J Mol Biol. 1992 Mar 5;224(1):159-77.
- PubMed ID
- 1548697 [ View in PubMed]
- Abstract
The structure of adenylate kinase from Escherichia coli ligated with the two-substrate-mimicking inhibitor P1,P5-bis(adenosine-5'-)pentaphosphate has been determined by X-ray diffraction and refined to a resolution of 1.9 A. The asymmetric unit of the crystals contains two copies of the complex, the structures of which agree well with each other. One of these copies is less well ordered in the crystals than the other, it shows generally higher temperature factors. The molecular packing in the crystals is discussed and correlated to crystal habit and anisotropic X-ray diffraction. The bound inhibitor simulates well the binding of substrates ATP and AMP, which are clearly assigned.

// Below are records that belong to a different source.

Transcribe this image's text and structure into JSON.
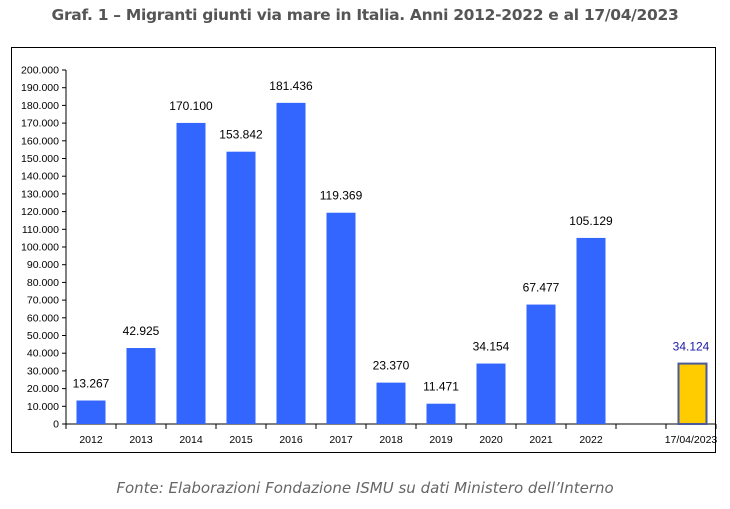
{
  "title": "Graf. 1 – Migranti giunti via mare in Italia. Anni 2012-2022 e al 17/04/2023",
  "source": "Fonte: Elaborazioni Fondazione ISMU su dati Ministero dell’Interno",
  "colors": {
    "bar": "#3366ff",
    "highlight_bar": "#ffcc00",
    "highlight_border": "#4a5a9a",
    "highlight_label": "#1a1aa6",
    "label": "#000000"
  },
  "chart_data": {
    "type": "bar",
    "title": "Graf. 1 – Migranti giunti via mare in Italia. Anni 2012-2022 e al 17/04/2023",
    "xlabel": "",
    "ylabel": "",
    "ylim": [
      0,
      200000
    ],
    "grid": false,
    "categories": [
      "2012",
      "2013",
      "2014",
      "2015",
      "2016",
      "2017",
      "2018",
      "2019",
      "2020",
      "2021",
      "2022",
      "",
      "17/04/2023"
    ],
    "values": [
      13267,
      42925,
      170100,
      153842,
      181436,
      119369,
      23370,
      11471,
      34154,
      67477,
      105129,
      null,
      34124
    ],
    "data_labels": [
      "13.267",
      "42.925",
      "170.100",
      "153.842",
      "181.436",
      "119.369",
      "23.370",
      "11.471",
      "34.154",
      "67.477",
      "105.129",
      "",
      "34.124"
    ],
    "highlight_index": 12,
    "yticks": [
      0,
      10000,
      20000,
      30000,
      40000,
      50000,
      60000,
      70000,
      80000,
      90000,
      100000,
      110000,
      120000,
      130000,
      140000,
      150000,
      160000,
      170000,
      180000,
      190000,
      200000
    ],
    "ytick_labels": [
      "0",
      "10.000",
      "20.000",
      "30.000",
      "40.000",
      "50.000",
      "60.000",
      "70.000",
      "80.000",
      "90.000",
      "100.000",
      "110.000",
      "120.000",
      "130.000",
      "140.000",
      "150.000",
      "160.000",
      "170.000",
      "180.000",
      "190.000",
      "200.000"
    ]
  }
}
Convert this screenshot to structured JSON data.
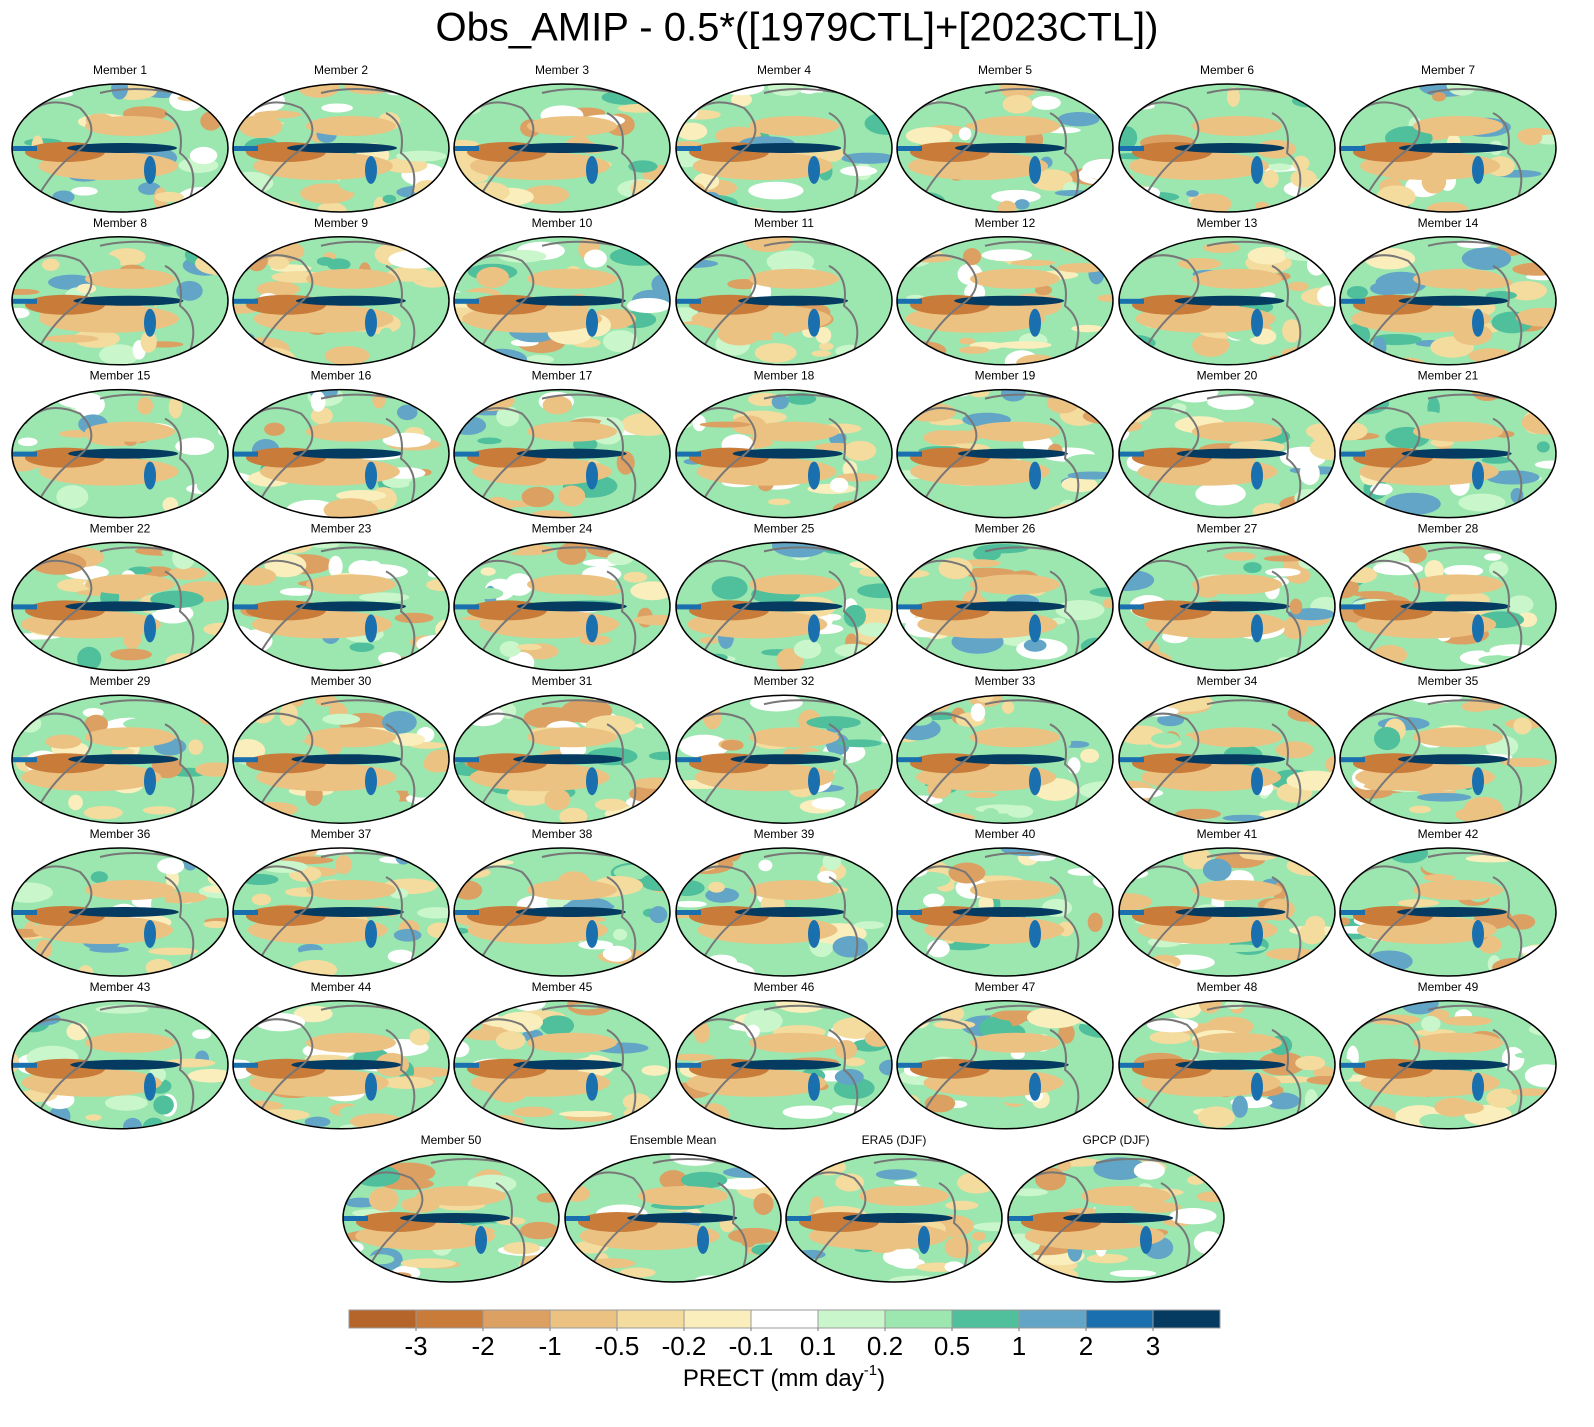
{
  "title": "Obs_AMIP - 0.5*([1979CTL]+[2023CTL])",
  "panels": [
    "Member 1",
    "Member 2",
    "Member 3",
    "Member 4",
    "Member 5",
    "Member 6",
    "Member 7",
    "Member 8",
    "Member 9",
    "Member 10",
    "Member 11",
    "Member 12",
    "Member 13",
    "Member 14",
    "Member 15",
    "Member 16",
    "Member 17",
    "Member 18",
    "Member 19",
    "Member 20",
    "Member 21",
    "Member 22",
    "Member 23",
    "Member 24",
    "Member 25",
    "Member 26",
    "Member 27",
    "Member 28",
    "Member 29",
    "Member 30",
    "Member 31",
    "Member 32",
    "Member 33",
    "Member 34",
    "Member 35",
    "Member 36",
    "Member 37",
    "Member 38",
    "Member 39",
    "Member 40",
    "Member 41",
    "Member 42",
    "Member 43",
    "Member 44",
    "Member 45",
    "Member 46",
    "Member 47",
    "Member 48",
    "Member 49",
    "Member 50",
    "Ensemble Mean",
    "ERA5 (DJF)",
    "GPCP (DJF)"
  ],
  "colorbar": {
    "colors": [
      "#b5652a",
      "#c97b3a",
      "#dca062",
      "#ecc283",
      "#f3dc9e",
      "#faefbc",
      "#ffffff",
      "#caf6cc",
      "#9ce6b0",
      "#4fbf9c",
      "#62a5c7",
      "#1a6fae",
      "#053b61"
    ],
    "ticks": [
      -3,
      -2,
      -1,
      -0.5,
      -0.2,
      -0.1,
      0.1,
      0.2,
      0.5,
      1,
      2,
      3
    ],
    "label": "PRECT (mm day",
    "label_sup": "-1",
    "label_end": ")"
  }
}
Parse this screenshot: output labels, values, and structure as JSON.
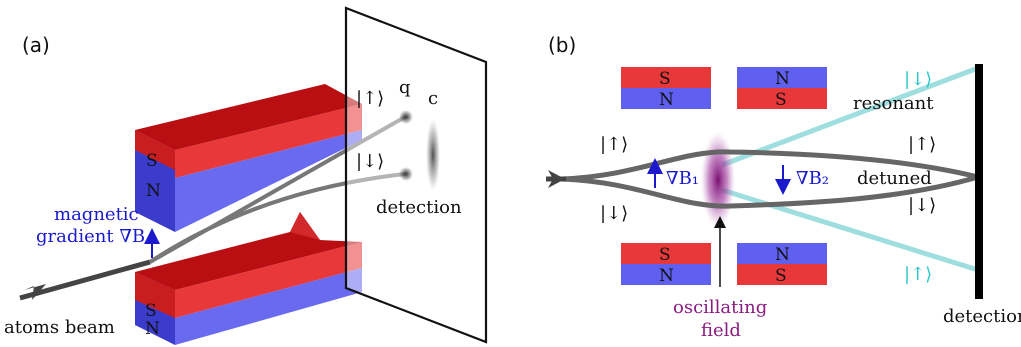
{
  "panel_a": {
    "label": "(a)",
    "state_up": "|↑⟩",
    "state_down": "|↓⟩",
    "q": "q",
    "c": "c",
    "detection": "detection",
    "gradient_line1": "magnetic",
    "gradient_line2": "gradient ∇B",
    "beam": "atoms beam",
    "top_magnet": {
      "S": "S",
      "N": "N"
    },
    "bottom_magnet": {
      "S": "S",
      "N": "N"
    }
  },
  "panel_b": {
    "label": "(b)",
    "magnets": {
      "top_left": {
        "top": "S",
        "bottom": "N"
      },
      "top_right": {
        "top": "N",
        "bottom": "S"
      },
      "bottom_left": {
        "top": "S",
        "bottom": "N"
      },
      "bottom_right": {
        "top": "N",
        "bottom": "S"
      }
    },
    "state_up_left": "|↑⟩",
    "state_down_left": "|↓⟩",
    "grad1": "∇B₁",
    "grad2": "∇B₂",
    "resonant": "resonant",
    "detuned": "detuned",
    "state_up_right": "|↑⟩",
    "state_down_right": "|↓⟩",
    "state_down_cyan": "|↓⟩",
    "state_up_cyan": "|↑⟩",
    "oscillating1": "oscillating",
    "oscillating2": "field",
    "detection": "detection"
  },
  "colors": {
    "red": "#e8383a",
    "blue": "#6060f0",
    "cyan": "#2cc6cf",
    "purple": "#8a1b80",
    "arrow_blue": "#1a1acc"
  }
}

The alpha-phosphate of AMP is well positioned for a nucleophilic attack on the gamma-phosphate of ATP. The observed structure readily allows the construction of a stabilized pentaco-ordinated transition state, as proposed for the known in-line mechanism of the enzyme, with nucleophile and leaving group in the apical positions of a trigonal bipyramid. The kinetic data of numerous mutations reported in the literature are correlated with the detailed structure of the enzyme. The mutants were classified. The concomitant increase of the Michaelis constants for ATP and AMP in the group of mutants that modify only the ATP-binding site cannot be explained.